I was talking to my friend, Kyle, over dinner the other night about his new boyfriend. He had never officially come out, but rather he simply did not deny his new relationship to anyone. Being in high school, even in present day Massachusetts which has proven itself to be extremely liberal, I figured coming out would be no big deal and therefore I wondered why Kyle wasn’t outright about his sexuality. So, as we began to eat our meal, I asked with no hesitation, “You’re gay, right?” He put down his fork and looked up at me. His face showed he was trying to find the right words to explain himself.
“Well, honestly, I don’t want to say that. I don’t know what I am. To me, it’s always and only been him. I’ve had feelings for girls before, but, when I picture love I only picture [my boyfriend]. I don’t really want to label myself as anything because for me, it isn’t about the gender but more about the person.”

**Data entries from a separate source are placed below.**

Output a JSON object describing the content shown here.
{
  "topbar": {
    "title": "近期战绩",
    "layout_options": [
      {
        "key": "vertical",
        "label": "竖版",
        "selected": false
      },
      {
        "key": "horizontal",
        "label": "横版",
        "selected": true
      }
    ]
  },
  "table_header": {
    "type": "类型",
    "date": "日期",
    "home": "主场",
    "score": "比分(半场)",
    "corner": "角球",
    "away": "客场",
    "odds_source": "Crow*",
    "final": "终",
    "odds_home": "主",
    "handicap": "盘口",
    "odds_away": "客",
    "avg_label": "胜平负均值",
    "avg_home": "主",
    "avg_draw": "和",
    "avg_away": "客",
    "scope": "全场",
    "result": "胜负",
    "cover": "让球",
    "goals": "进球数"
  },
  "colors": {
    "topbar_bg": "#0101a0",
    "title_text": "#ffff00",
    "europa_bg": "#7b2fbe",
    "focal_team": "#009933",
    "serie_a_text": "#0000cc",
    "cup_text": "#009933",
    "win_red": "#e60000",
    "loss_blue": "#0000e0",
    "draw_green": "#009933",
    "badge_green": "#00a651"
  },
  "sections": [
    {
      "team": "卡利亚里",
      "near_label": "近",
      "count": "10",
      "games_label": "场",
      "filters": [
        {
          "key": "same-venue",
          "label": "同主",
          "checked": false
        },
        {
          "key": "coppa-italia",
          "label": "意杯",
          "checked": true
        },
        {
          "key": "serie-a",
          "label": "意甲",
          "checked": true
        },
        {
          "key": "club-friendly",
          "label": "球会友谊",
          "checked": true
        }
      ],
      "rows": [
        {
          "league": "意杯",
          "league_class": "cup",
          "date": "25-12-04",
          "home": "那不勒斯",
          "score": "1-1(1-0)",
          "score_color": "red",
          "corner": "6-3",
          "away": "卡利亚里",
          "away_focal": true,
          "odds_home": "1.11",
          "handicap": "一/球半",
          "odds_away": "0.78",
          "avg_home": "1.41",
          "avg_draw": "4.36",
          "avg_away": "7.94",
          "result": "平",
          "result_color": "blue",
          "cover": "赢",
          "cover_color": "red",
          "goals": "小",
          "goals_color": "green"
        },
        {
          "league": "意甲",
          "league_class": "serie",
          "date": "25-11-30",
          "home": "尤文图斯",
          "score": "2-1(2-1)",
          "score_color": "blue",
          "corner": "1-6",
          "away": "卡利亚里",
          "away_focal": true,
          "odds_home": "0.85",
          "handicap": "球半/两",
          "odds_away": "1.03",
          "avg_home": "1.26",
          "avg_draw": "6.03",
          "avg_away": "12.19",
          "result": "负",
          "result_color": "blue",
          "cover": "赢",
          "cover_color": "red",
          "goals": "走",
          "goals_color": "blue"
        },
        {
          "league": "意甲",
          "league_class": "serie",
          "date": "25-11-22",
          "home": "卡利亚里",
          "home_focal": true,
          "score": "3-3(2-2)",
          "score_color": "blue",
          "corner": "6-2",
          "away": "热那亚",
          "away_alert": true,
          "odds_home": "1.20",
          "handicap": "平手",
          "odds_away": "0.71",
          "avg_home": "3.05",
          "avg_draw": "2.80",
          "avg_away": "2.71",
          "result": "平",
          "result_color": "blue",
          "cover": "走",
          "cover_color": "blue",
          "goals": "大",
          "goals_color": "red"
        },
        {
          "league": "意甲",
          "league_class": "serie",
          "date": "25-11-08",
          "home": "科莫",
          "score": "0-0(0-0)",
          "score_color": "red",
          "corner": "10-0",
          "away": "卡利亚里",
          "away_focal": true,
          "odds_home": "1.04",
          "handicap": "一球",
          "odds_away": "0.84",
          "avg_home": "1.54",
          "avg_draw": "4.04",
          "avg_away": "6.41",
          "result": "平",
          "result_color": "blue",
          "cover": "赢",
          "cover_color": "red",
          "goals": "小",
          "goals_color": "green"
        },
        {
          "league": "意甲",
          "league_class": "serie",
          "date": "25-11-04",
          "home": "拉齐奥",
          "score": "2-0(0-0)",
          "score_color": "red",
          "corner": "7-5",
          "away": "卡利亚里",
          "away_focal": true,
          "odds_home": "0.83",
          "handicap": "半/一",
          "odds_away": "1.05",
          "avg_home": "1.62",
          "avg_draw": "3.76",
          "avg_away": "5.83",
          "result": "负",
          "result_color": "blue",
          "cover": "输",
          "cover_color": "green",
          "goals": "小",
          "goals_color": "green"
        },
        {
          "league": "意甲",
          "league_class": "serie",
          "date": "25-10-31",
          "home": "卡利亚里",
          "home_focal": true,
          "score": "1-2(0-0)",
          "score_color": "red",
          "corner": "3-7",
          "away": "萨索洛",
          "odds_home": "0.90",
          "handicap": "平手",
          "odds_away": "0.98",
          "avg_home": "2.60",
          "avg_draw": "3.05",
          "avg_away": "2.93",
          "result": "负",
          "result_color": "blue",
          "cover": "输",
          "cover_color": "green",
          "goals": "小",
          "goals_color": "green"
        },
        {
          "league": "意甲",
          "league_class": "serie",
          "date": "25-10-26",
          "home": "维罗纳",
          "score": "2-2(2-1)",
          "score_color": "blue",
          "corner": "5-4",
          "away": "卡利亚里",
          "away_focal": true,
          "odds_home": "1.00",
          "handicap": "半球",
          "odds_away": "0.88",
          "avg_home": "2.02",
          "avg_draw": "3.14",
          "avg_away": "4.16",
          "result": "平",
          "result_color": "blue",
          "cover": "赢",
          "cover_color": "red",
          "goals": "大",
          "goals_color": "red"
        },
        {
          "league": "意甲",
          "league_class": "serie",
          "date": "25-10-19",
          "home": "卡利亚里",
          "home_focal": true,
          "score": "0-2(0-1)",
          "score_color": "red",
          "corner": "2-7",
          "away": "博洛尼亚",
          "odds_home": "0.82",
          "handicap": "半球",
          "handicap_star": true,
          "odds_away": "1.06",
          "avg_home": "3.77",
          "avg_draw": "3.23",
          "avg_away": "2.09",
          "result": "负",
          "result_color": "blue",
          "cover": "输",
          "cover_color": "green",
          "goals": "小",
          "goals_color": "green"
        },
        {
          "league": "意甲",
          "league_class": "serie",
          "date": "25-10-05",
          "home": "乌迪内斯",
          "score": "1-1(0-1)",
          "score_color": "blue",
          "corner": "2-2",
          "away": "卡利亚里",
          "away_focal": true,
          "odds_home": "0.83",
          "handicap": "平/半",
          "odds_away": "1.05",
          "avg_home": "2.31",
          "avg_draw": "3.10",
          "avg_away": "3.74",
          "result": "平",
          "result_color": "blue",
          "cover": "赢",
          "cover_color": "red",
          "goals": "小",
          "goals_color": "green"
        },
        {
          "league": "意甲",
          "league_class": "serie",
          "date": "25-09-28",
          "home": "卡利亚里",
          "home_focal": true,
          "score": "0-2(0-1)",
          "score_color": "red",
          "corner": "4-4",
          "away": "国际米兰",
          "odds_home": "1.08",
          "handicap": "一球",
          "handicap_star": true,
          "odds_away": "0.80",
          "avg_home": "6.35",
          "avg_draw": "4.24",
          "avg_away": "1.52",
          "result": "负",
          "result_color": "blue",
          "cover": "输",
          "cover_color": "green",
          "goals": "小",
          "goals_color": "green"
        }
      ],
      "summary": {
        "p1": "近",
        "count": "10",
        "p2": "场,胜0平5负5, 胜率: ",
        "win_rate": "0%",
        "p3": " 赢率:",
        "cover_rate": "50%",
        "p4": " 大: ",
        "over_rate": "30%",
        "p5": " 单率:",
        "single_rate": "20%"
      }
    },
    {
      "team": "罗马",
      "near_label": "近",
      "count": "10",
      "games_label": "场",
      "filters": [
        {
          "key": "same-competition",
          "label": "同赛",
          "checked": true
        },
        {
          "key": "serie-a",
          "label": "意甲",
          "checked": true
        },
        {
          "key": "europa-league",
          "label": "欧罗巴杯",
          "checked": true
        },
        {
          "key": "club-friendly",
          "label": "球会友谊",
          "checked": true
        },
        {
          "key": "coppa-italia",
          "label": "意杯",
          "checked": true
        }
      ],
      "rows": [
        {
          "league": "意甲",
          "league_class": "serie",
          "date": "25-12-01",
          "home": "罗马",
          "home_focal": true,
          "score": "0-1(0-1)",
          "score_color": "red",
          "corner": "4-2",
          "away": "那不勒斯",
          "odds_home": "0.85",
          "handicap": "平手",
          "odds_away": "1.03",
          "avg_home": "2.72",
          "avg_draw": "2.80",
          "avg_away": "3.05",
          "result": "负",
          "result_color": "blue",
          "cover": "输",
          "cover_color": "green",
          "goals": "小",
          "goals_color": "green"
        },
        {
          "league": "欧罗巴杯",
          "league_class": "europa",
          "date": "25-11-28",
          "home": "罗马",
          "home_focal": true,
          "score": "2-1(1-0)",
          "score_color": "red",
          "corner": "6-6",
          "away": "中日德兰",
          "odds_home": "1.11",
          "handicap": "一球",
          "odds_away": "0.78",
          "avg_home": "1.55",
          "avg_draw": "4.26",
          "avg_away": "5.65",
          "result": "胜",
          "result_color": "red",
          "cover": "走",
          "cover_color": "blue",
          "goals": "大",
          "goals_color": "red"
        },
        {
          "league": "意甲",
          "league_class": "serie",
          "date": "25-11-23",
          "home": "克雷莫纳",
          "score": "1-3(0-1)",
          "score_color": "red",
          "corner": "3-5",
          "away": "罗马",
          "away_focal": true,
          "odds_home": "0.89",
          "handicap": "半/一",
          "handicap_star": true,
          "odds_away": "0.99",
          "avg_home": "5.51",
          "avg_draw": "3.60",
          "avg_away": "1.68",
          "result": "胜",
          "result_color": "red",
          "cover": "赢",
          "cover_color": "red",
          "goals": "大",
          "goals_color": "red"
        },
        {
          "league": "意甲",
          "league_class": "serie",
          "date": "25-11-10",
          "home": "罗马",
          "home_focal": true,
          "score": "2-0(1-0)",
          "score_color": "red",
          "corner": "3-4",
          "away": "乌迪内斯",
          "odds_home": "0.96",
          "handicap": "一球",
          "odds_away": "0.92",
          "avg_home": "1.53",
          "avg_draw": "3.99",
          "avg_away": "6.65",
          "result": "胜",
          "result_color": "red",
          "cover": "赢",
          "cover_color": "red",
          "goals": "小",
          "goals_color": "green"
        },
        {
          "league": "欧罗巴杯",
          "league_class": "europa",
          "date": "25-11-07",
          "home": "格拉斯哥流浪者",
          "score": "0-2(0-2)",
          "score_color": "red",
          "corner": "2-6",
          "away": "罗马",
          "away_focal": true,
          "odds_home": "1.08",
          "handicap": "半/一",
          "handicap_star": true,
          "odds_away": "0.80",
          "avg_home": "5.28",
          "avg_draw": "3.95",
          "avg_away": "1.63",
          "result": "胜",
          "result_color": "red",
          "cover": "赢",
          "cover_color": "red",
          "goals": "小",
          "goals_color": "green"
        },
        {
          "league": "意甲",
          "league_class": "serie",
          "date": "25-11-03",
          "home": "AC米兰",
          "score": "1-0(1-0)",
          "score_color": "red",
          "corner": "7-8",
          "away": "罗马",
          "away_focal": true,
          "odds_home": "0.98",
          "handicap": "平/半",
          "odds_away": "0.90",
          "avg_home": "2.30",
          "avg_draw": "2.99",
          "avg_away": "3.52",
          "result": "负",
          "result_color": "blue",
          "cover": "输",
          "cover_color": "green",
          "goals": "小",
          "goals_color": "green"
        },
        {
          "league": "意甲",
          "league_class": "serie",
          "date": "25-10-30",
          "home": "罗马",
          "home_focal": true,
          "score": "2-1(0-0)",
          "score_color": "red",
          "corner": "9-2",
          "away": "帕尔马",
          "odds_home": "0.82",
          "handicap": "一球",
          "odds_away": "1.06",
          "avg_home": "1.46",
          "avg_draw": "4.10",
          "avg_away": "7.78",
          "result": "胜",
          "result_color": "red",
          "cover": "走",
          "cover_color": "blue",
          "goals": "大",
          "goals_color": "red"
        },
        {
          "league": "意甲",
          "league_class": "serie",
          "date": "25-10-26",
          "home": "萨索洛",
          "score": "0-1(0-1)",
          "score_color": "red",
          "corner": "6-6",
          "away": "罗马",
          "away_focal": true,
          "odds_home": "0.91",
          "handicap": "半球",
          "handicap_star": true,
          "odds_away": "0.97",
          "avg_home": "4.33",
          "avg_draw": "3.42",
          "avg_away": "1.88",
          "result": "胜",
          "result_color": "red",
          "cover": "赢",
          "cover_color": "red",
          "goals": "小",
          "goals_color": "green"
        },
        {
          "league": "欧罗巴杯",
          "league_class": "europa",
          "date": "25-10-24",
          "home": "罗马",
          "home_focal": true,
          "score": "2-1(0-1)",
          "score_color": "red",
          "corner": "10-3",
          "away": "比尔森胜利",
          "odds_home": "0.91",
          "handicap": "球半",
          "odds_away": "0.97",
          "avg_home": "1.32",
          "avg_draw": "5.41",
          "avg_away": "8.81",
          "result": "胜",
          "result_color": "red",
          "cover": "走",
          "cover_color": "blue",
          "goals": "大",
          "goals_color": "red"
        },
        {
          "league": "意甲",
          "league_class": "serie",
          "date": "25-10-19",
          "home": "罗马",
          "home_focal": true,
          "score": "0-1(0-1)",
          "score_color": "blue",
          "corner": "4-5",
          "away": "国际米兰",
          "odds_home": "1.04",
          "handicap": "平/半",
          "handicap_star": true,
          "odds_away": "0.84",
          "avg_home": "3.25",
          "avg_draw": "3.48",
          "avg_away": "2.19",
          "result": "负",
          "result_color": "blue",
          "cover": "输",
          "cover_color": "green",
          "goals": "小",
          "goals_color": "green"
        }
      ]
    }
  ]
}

I have always thought of myself as very perceptive. Yet, this made more sense to me than I ever thought it could, being self-defined as straight. I have always been pretty sure of my sexuality. I’m attracted to boys. But, with our world becoming more and more accepting of the large spectrum that encompasses sexuality, I have always been eager to recognize and learn about how others define themselves. In this moment, however, I didn’t realize how beautiful not defining yourself could be.
Kyle was attracted to a person. Another human being. He found comfort, connection, and passion with someone. Gender was a component completely separate. I had always heard this concept and even believed in it, but this was the first time I truly understood it. And, this new layer of understanding was formed through discarding my generation’s ever present filter.
When we constantly try to trim, edit, and even shut down our thought process, it makes it impossible to expand our minds to a place of understanding. Therefore when everyone is paranoid about offending someone or a group of people and we filter our thoughts, we are actually closing our minds to a point that hinders us from building upon the foundation of knowledge that we already have (however limited that foundation may be).
Ask questions. Discard the filter. Initiate discussions. Understand. We can preach all day without being accepting and empowering; but, how to actually implement acceptance and empowerment is by getting to a place of understanding. For those people we are afraid to offend: Be open to our questions. For those who are afraid of offending people: Be open to their answers.